X-Powered-By in Response Header even after applying helmet
chiragshahklc opened this issue · comments
Code
app.use(helmet())
app.use(
helmet.contentSecurityPolicy({
useDefaults: true,
directives: {
"script-src": ["'self'", "'unsafe-inline'", "'unsafe-eval'"],
"script-src-attr": ["'self'"],
},
})
)
Before helmet
After helmet
Versions
Node: 14.17.0
npm: 7.16.0
helmet: 4.6.0
nodemon: 2.0.7
Anyone having a similar issue?
I am facing the exact same issue after upgrading from 4.4.0
to 4.6.0
.
Note that I even have the following line in my code: app.disable('x-powered-by')
. (The explicit way to disable that header)
If u see both screenshots carefully before the helmet response header had x-powered-by
but after applying the helmet it's X-Powered-By
.
Check difference in text case.
I feel like it's been applied by the helmet itself mistakenly
Sorry you're running into this. Could you give me a small sample app that reproduces the problem?
@EvanHahn Hi! Thank you so much for your quick response.
I am trying to create a minimal reproducible example, but I am struggling to reproduce it. Let's say I make a get request to my api from the app the header does show up. However, when I enter the api endpoint directly into the browser, the header does NOT show up...
Do you happen to have any idea as to what is going on here?
As @chiragshahklc pointed out, the header is oddly capitalized for some reason...
I can't explain it, unfortunately. I don't think anything changed since 4.4.0.
If you have reliable reproduction steps, that'd be super helpful for me to be able to get to the bottom of this.
@EvanHahn I have looked into this "issue" further and I think that I have found the problem... This didn't appear for me only after upgrading to 4.6.0. It happened on 4.4.0 too. (Oops...)
In development I have the app (Next.js) running on one port and the API server on another. I then use a custom proxy to redirect any requests to the API server as if they were both running on the same port. Now it appears as if the proxy is responsible for setting the header... In production this doesn't happen because this custom proxy is not used. (The routing of requests is done by the hosting infrastructure). Which made me believe initially that the header was a result of upgrading Helmet...
I haven't checked the 4.6.0 in production yet, but I'm pretty convinced the header will not be included.

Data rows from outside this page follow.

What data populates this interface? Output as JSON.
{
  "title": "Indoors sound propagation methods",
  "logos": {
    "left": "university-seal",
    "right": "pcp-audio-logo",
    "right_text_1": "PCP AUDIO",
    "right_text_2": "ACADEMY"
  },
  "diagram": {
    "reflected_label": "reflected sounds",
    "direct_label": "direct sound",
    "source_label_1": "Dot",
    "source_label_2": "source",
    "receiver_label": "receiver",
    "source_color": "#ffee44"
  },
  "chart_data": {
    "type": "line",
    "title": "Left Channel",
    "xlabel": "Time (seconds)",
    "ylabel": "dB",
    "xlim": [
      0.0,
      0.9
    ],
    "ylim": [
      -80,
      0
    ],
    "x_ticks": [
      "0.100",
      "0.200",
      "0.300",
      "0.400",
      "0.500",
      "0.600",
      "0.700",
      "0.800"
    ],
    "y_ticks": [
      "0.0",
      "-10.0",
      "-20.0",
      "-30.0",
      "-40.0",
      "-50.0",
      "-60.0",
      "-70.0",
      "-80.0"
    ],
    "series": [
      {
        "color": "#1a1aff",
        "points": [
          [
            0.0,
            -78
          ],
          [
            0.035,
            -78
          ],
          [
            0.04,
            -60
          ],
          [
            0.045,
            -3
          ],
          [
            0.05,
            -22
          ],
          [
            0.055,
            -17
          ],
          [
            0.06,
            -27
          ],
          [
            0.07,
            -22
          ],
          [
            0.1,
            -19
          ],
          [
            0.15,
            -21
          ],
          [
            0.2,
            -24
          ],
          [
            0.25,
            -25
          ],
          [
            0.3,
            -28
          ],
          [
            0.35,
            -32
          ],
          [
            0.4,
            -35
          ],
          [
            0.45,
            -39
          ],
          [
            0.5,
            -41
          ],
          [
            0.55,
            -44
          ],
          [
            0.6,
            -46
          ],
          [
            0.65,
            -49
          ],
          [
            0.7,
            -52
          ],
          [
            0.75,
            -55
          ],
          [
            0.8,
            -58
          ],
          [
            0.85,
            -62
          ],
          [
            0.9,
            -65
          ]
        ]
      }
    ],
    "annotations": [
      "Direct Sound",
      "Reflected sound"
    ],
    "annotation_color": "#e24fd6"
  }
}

My apologies for not realizing this quicker. Thank you so much for your help.
I agree with @marnixhoh.
I checked it after deploying it. It doesn't show. Although, I got that on localhost even without any proxy.
But I think I am ok as long as I am not getting that on production.
Thank you so much @EvanHahn
Great. I'm going to close this issue because it sounds like it's been resolved. Let me know if that's wrong and I will reopen.
@chiragshahklc it's interesting that you are experiencing this issue even though you are not using a proxy... Are you using a framework like Next.js by any chance?